Inspiration comes from funny places, not just the fashion world. Berkowitz suggests scouring your home from top to bottom to uncover hidden treasures that are sure to add polish to earrings, necklaces, bracelets and more. Antique keys, broken pieces of old jewelry, buttons and photographs are ideal for creating eye-catching accessories you won't see anyone else sporting at your next social gathering.
Go on a treasure hunt. Thrift stores and antique shops may not carry the latest Prada bag or Blahnik pumps, but they are treasure troves for old jewelry and household items that are easy to turn into new pieces of jewelry. Let your imagination run wild. Keep in mind colors and patterns from your favorite outfits, or look for bold pieces that will pop on a more neutral ensemble. Old jewelry is easy to take apart --- take advantage of unique beads and prices lower than you'll find in any jewelry store.
Wholesale events conserve your beauty budget while upping your fashion IQ. Berkowitz suggests applying for a wholesale license in your area, especially if you hope to make a profit by selling any of your jewelry. Wholesale bead events are often held at convention centers in major metropolitan areas several times a year. Vendors set up seas of tables with the hottest beads on the fashion scenes for lower than low prices.

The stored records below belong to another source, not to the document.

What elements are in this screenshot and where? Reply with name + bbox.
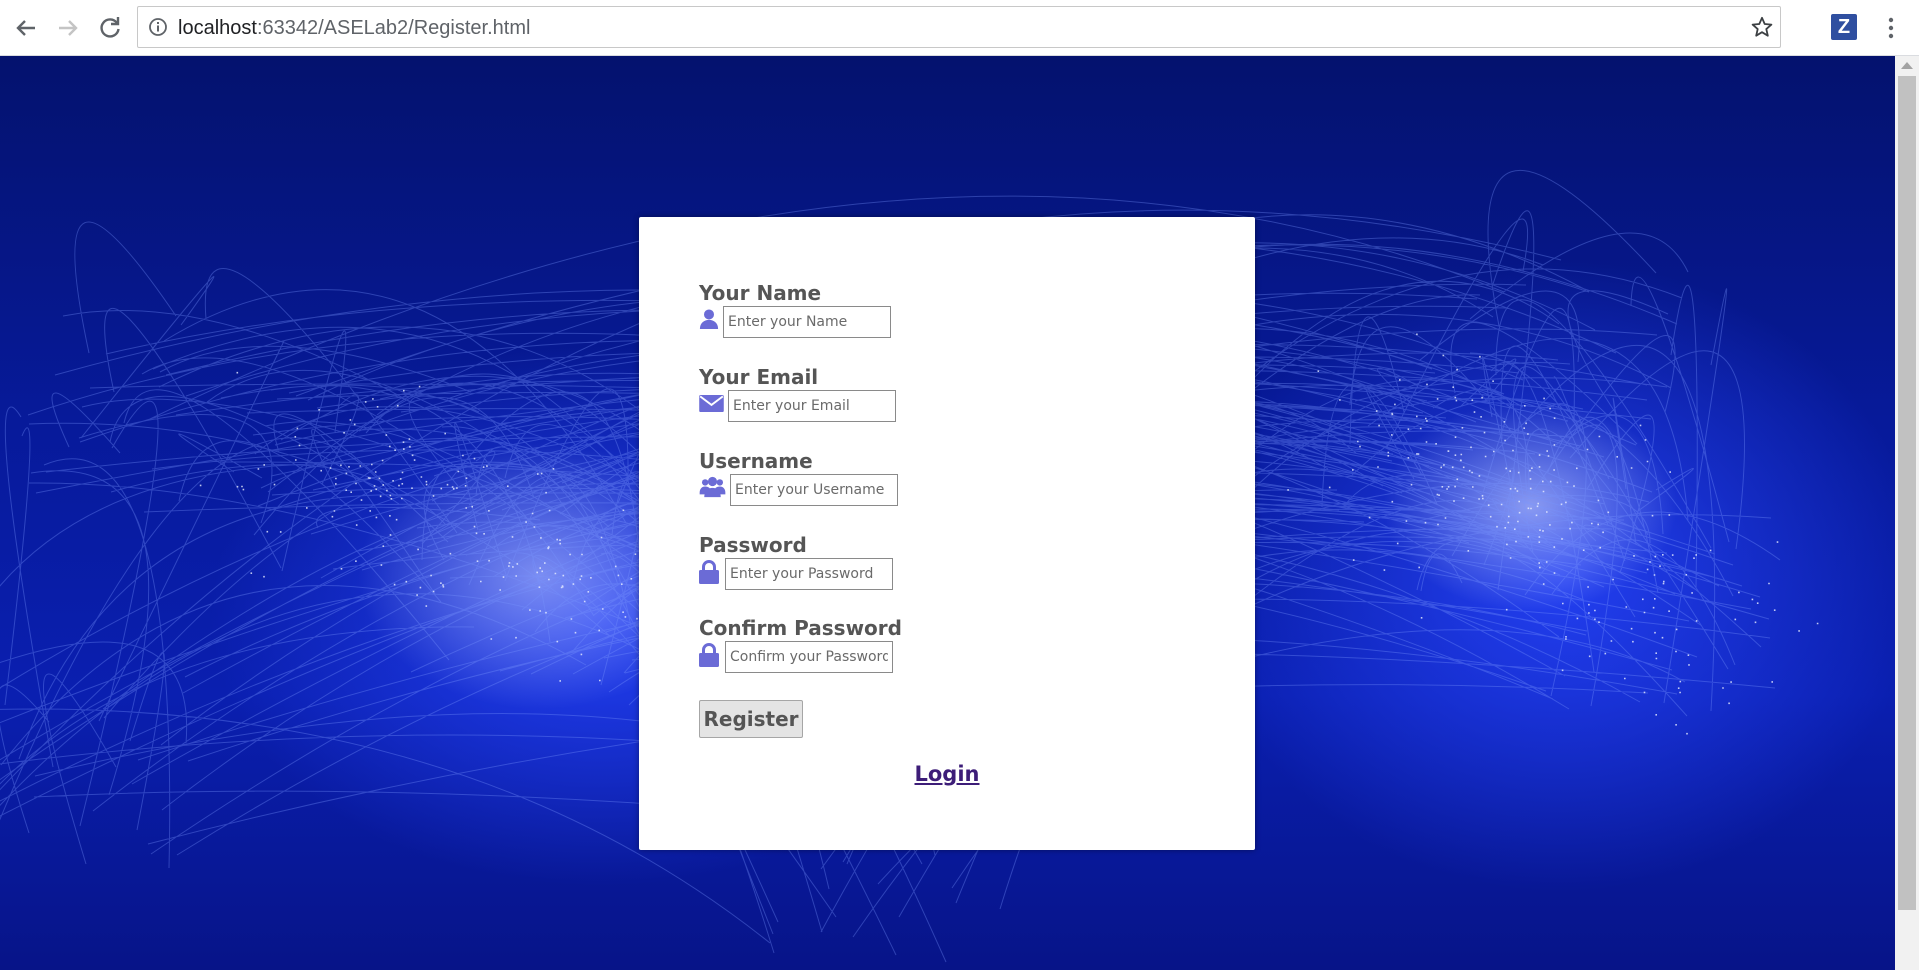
name-field: Your Name xyxy=(699,280,891,340)
register-form-card: Your Name Your Email Username xyxy=(639,217,1255,850)
kebab-menu-icon[interactable] xyxy=(1881,14,1901,42)
arrow-left-icon xyxy=(16,20,35,36)
email-label: Your Email xyxy=(699,365,819,389)
arrow-right-icon xyxy=(59,20,78,36)
name-input[interactable] xyxy=(723,306,891,338)
extension-icon[interactable]: Z xyxy=(1831,14,1857,40)
confirm-password-input[interactable] xyxy=(725,641,893,673)
username-label: Username xyxy=(699,449,813,473)
email-field: Your Email xyxy=(699,364,896,424)
password-field: Password xyxy=(699,532,893,592)
scroll-up-arrow-icon[interactable] xyxy=(1901,62,1913,69)
back-button[interactable] xyxy=(12,14,40,42)
user-icon xyxy=(699,308,721,332)
confirm-password-label: Confirm Password xyxy=(699,616,902,640)
password-input[interactable] xyxy=(725,558,893,590)
reload-button[interactable] xyxy=(96,14,124,42)
register-button[interactable]: Register xyxy=(699,700,803,738)
page-background: Your Name Your Email Username xyxy=(0,56,1895,970)
login-link[interactable]: Login xyxy=(639,762,1255,786)
scrollbar-thumb[interactable] xyxy=(1898,76,1916,910)
username-field: Username xyxy=(699,448,898,508)
address-bar[interactable]: localhost:63342/ASELab2/Register.html xyxy=(137,6,1781,48)
star-icon[interactable] xyxy=(1750,15,1774,39)
url-host: localhost xyxy=(178,17,257,39)
url-path: :63342/ASELab2/Register.html xyxy=(256,17,531,39)
vertical-scrollbar[interactable] xyxy=(1895,56,1919,970)
password-label: Password xyxy=(699,533,807,557)
username-input[interactable] xyxy=(730,474,898,506)
forward-button[interactable] xyxy=(54,14,82,42)
email-input[interactable] xyxy=(728,390,896,422)
confirm-password-field: Confirm Password xyxy=(699,615,902,675)
url-text[interactable]: localhost:63342/ASELab2/Register.html xyxy=(178,16,530,40)
browser-toolbar: localhost:63342/ASELab2/Register.html Z xyxy=(0,0,1919,56)
users-icon xyxy=(699,476,726,500)
lock-icon xyxy=(699,643,721,667)
info-icon[interactable] xyxy=(148,17,168,37)
name-label: Your Name xyxy=(699,281,822,305)
reload-icon xyxy=(100,17,120,38)
lock-icon xyxy=(699,560,721,584)
envelope-icon xyxy=(699,395,724,419)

Classes organize your creativity and make it easy to put together the beads and pendents you've collected so that they truly reflect your fashion sense. Berkowitz suggests checking for classes at local bead shops when you are getting started. Bring your own beads from home, or pay to use some of theirs. Instructors are generally experienced jewelry designers who will give you the knowledge boost you need to burst your way onto the fashion scene with your unique accessories. Once you know what you are doing, it will be easy to build your jewelry from the comfort of your own home.
The Internet is a jewelry diva's best friend, especially when you're stuck on a design in the wee hours of the morning and no bead shops are open. Berkowitz encourages fashion-savvy creators to check out sites like Around the Beading Table that offer beading patterns and tutorials, book suggestions and more.